From an SR&ED perspective, project failure is useful. Failure for technical reasons is most useful. This is not to say that failure is “good”, in any sense – companies don’t appreciate failure, or reward it, usually. Most companies do not take failure as a sign of new learning, or in any constructive, positive sense. (I suspect that very few companies could repeat the experience of 3M and the post-it note, for example.) In the world of SR&ED, however, failure for technical reasons is a strong indicator of potential SR&ED-eligible work.
Most companies develop elaborate rituals and routines for suppressing the evidence of failure. They don’t talk about it, and often they don’t learn from it. All too often a “lessons learned” debriefing is a prelude to picking the bones of a soon-to-be-departed project manager or project team.
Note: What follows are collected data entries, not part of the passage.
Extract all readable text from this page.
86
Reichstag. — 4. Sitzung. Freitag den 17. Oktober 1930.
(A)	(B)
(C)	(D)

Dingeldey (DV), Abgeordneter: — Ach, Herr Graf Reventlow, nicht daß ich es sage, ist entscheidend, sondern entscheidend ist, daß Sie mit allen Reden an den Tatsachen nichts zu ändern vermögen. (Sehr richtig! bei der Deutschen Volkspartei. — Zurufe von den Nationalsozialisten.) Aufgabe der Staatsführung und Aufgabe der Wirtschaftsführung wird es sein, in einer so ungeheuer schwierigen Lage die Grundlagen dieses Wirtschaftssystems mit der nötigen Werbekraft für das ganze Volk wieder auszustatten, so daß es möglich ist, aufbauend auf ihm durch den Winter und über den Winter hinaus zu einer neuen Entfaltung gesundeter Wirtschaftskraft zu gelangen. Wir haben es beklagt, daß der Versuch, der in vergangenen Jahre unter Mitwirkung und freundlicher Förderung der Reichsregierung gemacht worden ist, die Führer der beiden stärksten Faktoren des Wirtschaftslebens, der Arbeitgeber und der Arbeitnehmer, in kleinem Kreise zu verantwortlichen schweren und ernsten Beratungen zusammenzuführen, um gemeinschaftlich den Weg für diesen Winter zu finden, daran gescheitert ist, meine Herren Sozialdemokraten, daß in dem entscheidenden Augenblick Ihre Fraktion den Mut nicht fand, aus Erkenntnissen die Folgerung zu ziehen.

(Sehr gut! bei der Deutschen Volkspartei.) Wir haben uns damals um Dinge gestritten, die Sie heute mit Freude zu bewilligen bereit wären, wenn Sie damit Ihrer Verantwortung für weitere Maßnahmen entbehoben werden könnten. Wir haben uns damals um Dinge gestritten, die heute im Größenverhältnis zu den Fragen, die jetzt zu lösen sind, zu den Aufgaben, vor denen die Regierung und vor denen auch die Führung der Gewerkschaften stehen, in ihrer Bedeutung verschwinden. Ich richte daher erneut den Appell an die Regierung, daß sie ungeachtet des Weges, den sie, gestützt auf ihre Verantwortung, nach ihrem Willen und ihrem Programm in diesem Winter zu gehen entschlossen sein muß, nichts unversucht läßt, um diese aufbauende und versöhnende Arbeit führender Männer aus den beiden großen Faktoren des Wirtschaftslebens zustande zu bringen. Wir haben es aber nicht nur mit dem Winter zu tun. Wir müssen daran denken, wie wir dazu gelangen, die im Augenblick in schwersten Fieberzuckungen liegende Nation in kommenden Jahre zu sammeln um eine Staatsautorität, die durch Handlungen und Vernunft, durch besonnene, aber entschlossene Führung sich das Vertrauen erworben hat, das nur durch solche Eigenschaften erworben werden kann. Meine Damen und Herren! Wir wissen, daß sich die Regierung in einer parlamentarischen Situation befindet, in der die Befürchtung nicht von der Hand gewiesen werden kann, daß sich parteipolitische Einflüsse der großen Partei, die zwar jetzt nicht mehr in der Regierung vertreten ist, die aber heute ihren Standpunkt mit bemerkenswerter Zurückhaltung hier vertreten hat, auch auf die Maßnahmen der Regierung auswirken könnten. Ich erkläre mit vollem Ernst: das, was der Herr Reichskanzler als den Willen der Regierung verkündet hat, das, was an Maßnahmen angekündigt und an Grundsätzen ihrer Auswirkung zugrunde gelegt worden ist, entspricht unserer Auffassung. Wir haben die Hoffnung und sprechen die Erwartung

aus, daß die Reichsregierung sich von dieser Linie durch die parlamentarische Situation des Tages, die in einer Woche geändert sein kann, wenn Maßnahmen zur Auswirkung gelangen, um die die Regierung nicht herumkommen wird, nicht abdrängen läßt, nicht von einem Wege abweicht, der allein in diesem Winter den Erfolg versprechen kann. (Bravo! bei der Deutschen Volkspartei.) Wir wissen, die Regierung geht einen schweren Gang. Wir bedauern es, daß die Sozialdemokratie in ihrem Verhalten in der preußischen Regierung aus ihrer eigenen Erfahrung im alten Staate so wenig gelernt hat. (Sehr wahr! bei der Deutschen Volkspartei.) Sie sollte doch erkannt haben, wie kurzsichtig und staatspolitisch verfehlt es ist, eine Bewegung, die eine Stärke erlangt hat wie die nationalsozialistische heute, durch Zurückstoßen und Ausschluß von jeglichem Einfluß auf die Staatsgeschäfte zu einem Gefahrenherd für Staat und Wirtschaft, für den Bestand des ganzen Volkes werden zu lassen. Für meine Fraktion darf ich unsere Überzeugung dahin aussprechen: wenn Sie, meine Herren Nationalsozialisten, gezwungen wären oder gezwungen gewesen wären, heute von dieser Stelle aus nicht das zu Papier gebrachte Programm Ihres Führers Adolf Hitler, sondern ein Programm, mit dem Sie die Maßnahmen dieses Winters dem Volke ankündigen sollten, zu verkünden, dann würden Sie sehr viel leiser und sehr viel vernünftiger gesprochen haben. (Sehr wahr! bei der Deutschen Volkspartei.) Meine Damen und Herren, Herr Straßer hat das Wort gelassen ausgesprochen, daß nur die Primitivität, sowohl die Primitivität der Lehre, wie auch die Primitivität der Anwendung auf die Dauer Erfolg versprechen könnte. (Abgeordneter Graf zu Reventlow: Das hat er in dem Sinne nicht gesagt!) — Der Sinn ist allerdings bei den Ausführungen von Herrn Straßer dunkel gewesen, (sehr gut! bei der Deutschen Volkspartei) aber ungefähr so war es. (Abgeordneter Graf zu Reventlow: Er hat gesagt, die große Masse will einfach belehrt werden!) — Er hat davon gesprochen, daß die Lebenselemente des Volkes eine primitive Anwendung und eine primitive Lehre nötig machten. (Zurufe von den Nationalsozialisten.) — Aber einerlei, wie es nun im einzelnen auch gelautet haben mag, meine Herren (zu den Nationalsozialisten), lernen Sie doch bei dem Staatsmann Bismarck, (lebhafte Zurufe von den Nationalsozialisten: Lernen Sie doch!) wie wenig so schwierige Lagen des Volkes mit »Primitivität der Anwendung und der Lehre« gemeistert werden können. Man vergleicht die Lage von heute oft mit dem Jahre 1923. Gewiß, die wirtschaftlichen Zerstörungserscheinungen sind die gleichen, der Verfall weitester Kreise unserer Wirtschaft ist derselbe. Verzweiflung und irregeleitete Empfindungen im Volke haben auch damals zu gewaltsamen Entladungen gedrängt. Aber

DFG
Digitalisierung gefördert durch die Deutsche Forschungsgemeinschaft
The lessons learning in such circumstances are often more cultural than they are technical – it’s not the content of the lessons learned that matters, but the presence of the ritual and the sub-text: “don’t screw up”. And also, “don’t get blamed”.
When this burial of the facts happens, organizations squander their possible knowledge gains for the marginal advantage of a brief revenge, and the suppression of technical failures and challenges becomes an entrenched aspect of the corporate culture. People also learn never to talk about technical risks (endangering funding). This is kind of funny when you think about it, in a bitterly bleak kind of way, because the failure to examine and discuss and mitigate technical risks would be a contributing factor to – you guessed it – project failure.